The fact that SSR remained unaffected, despite the development of a primarily sensory and to a lesser extent motor peripheral neuropathy in a sizeable proportion of our patients, is not surprising. It is well known that when fast-conducting, large-diameter myelinated fibers are affected (for instance in cases of carpal tunnel syndrome), the SSR remains intact and is not regarded diagnostically useful in this particular setting [26].

The findings from the ANS evaluations corresponded temporally to increases in positive responses in the questionnaire completed by the patients at 3–4 and 6–8 months following the onset of chemotherapy.

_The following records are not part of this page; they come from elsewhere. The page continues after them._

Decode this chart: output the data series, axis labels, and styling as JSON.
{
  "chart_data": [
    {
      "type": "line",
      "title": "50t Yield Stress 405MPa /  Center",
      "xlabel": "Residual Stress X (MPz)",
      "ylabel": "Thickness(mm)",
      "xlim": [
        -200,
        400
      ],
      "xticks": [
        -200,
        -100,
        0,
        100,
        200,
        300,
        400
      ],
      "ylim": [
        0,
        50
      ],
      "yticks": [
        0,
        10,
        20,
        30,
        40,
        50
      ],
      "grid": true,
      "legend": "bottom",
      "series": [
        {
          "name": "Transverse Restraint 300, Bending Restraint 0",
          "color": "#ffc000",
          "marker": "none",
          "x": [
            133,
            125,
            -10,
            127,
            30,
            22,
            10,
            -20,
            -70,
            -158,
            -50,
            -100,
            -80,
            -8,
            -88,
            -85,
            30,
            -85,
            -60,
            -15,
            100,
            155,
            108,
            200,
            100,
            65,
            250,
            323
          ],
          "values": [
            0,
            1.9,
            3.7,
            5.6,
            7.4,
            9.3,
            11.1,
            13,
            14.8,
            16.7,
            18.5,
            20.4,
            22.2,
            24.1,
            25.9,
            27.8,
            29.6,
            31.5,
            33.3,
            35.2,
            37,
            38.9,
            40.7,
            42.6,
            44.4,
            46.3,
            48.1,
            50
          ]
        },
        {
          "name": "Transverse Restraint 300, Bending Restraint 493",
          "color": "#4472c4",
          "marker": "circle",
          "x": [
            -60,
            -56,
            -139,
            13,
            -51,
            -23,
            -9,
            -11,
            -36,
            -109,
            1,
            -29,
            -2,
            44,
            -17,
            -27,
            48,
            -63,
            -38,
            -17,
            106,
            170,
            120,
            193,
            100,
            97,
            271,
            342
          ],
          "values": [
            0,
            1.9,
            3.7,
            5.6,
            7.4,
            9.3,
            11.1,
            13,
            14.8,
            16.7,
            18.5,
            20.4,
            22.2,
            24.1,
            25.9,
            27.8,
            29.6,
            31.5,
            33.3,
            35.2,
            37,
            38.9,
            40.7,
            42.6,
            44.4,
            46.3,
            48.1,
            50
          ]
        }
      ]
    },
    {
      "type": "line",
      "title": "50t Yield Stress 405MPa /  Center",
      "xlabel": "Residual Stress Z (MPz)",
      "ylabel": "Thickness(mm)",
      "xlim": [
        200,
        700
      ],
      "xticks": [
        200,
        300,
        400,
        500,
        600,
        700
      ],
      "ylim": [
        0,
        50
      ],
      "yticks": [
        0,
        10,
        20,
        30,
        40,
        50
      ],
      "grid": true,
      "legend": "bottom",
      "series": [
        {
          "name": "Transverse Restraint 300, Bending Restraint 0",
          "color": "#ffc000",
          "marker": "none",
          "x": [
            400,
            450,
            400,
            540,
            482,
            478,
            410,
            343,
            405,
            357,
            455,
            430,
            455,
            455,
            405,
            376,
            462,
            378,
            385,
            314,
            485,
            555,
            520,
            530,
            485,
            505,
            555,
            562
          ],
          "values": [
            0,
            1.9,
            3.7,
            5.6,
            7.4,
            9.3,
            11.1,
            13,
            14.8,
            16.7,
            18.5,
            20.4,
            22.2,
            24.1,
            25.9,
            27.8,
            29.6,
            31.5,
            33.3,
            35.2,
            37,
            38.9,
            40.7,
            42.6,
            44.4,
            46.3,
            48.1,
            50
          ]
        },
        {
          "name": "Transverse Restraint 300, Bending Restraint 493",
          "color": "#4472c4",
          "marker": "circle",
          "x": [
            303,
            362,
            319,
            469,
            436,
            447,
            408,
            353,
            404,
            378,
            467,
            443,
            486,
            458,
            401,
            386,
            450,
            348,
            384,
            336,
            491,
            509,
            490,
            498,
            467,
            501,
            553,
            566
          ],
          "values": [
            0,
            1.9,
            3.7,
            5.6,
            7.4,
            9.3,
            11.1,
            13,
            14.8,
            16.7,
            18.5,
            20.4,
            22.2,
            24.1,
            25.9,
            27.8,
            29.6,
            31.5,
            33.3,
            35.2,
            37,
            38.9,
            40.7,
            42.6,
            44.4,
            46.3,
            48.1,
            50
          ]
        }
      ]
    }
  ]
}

At baseline, the mean number of positive responses was 1.13, increasing to a maximum of 2.35 positive responses at the 3–4 months assessment and dropping to a mean of 1.66 at the 6–8 months time point, when the majority of patients had completed the treatment regimen. It is conceivable, however, that the increase in positive responses may simply reflect the general malaise induced by chemotherapy, rather than being the clinical expression of treatment side effects specifically induced on the ANS.